Posted by
Hector Maletta on
Jul 08, 2011; 3:15pm
URL: http://spssx-discussion.165.s1.nabble.com/PCA-for-dichotomous-data-tp4564908p4565133.html
If the data are dichotomous, conventional PCA (SPSS FACTOR procedure) is
exactly the same as categorical PCA (SPSS CATPCA procedure). The latter is
required when the original data are multi-categorical variables (either
nominal or ordinal), in order to generate (iteratively) optimal scaling
values for the categories and a Principal Component Analysis of the
resulting (interval level) variables.
I wonder whether the fact that each respondent may choose up to three
dichotomous variables has any influence on this. It depends, I surmise, on
the way you want to treat those data.
(a) you may treat each CHOICE as one case. In this fashion, there would be
one case (one row in the dataset) for each combination of respondent and
choice, with up to three (but not necessarily three) choices per respondent.
In this case, my above advice works, although its analysis may require a
two-level model to distinguish between intra- and inter- respondent effects.
(b) you may treat each RESPONDENT as a case.
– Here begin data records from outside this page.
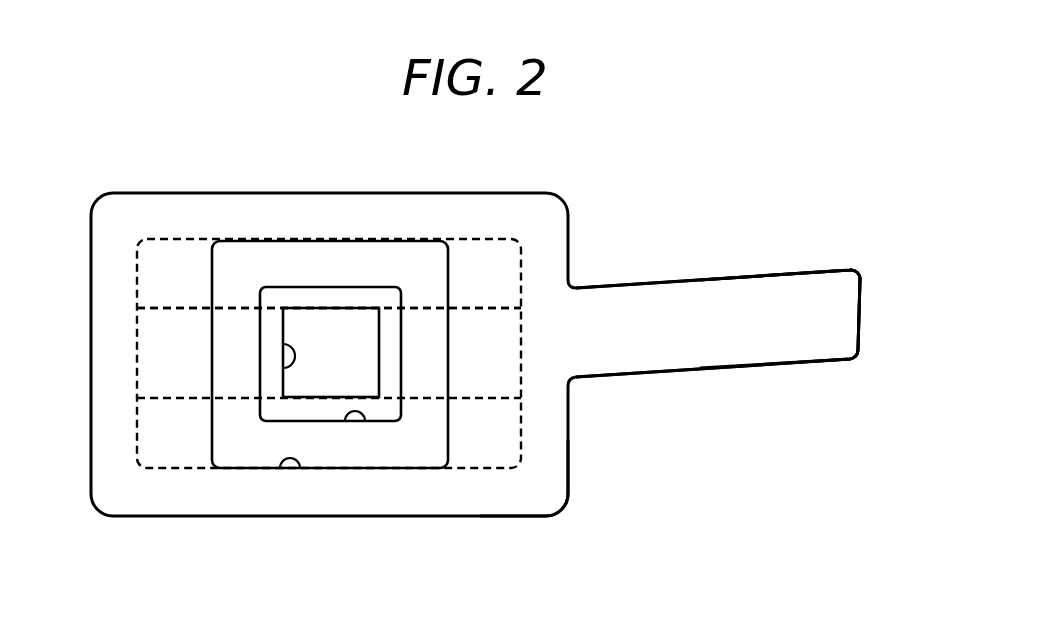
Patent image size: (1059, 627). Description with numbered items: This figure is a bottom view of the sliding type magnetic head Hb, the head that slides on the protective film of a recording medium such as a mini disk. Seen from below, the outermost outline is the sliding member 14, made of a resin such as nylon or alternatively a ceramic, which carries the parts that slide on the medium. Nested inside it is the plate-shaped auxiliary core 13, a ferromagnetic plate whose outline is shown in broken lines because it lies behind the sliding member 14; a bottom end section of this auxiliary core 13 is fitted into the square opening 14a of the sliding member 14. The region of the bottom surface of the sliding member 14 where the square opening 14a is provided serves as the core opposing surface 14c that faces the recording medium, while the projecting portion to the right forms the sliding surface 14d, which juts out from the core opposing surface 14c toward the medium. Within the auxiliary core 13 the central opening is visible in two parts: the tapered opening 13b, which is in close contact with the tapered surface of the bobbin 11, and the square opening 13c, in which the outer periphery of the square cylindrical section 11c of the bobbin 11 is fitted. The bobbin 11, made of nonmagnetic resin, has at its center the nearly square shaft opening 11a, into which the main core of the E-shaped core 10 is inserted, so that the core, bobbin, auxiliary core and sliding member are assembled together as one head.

The E-shaped core 10 is at (473, 296).
The bobbin 11 is at (367, 278).
The shaft opening 11a is at (283, 371).
The square cylindrical section 11c is at (296, 297).
The auxiliary core 13 is at (128, 457).
The tapered opening 13b is at (228, 455).
The square opening 13c is at (367, 421).
The sliding member 14 is at (580, 437).
The square opening 14a is at (301, 468).
The core opposing surface 14c is at (501, 498).
The sliding surface 14d is at (732, 285).
The sliding type magnetic head Hb is at (640, 247).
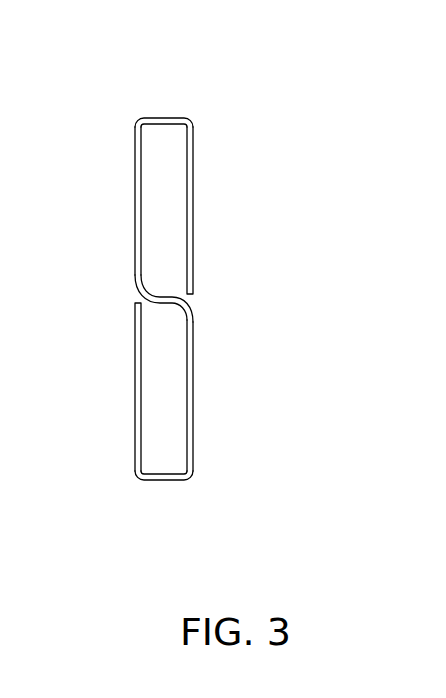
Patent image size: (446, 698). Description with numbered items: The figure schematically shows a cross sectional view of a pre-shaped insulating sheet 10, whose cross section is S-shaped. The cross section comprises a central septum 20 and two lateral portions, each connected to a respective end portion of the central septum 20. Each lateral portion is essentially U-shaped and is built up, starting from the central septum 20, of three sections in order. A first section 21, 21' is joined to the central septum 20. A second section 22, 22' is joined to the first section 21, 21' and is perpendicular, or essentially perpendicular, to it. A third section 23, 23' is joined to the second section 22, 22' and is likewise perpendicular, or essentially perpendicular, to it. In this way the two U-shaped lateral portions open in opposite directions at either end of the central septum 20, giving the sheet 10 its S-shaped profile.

The pre-shaped insulating sheet 10 is at (125, 108).
The central septum 20 is at (163, 297).
The first section 21 is at (92, 201).
The first section 21' is at (237, 395).
The second section 22 is at (185, 66).
The second section 22' is at (178, 519).
The third section 23 is at (232, 208).
The third section 23' is at (88, 387).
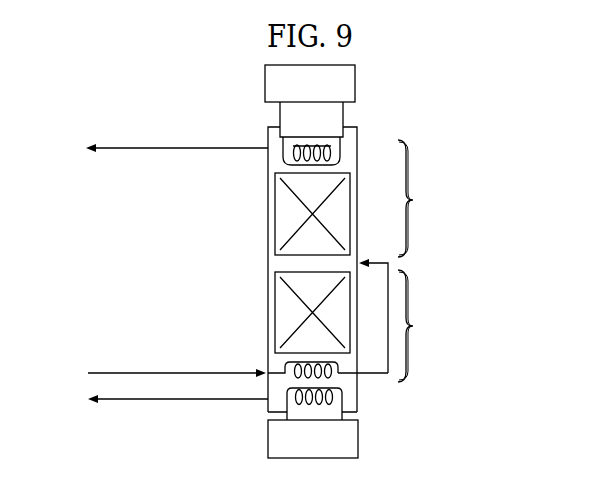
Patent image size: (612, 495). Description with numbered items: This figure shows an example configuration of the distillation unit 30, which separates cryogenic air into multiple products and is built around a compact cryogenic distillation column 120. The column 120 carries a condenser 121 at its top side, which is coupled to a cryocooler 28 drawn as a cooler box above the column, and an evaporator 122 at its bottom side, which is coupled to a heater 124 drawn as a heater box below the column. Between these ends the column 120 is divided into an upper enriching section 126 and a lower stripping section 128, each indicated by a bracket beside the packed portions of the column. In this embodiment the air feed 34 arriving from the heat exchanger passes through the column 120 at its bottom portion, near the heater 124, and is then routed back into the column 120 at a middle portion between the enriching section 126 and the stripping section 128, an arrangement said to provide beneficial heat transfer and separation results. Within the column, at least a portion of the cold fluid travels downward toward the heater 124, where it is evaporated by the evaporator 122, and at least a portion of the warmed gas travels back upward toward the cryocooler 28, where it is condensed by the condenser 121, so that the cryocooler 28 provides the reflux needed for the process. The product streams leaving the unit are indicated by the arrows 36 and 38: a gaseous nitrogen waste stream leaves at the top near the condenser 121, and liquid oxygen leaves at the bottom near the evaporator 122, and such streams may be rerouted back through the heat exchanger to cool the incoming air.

In this option, you may have
different COMBINATIONS of responses per respondent. The maximum number (all
combinations of three out of 12) is probably much higher than the number of
respondents in your sample, and thus only a small proportion of all
combinations will show up. These observed combinations may be treated as a
NOMINAL multy-category variable, with many values. For this kind of approach
CATPCA would be appropriate, but I caution that the number of distinct
combinations observed must not be large (with N respondents and M observed
combinations, you have N-M-1 degrees of freedom, which may result in a
fairly low number, thus invalidating the results in statistical terms.) If
only a few response patterns are observed, and the number of respondents is
comparatively very large, you'd be OK, but beware of too many choices and
too few subjects.
Hector
-----Mensaje original-----
De: SPSSX(r) Discussion [mailto:
[hidden email]] En nombre de ftr
Enviado el: Friday, July 08, 2011 11:13
Para:
[hidden email]
Asunto: PCA for dichotomous data
Hello,
Eurobarometer 66.1 provides data on social values which I would like to
use, with other influences, to explain church going.
The item battery of social values provides 12 questions with yes/no
answer alternatives. The respondent can choose up to three variables.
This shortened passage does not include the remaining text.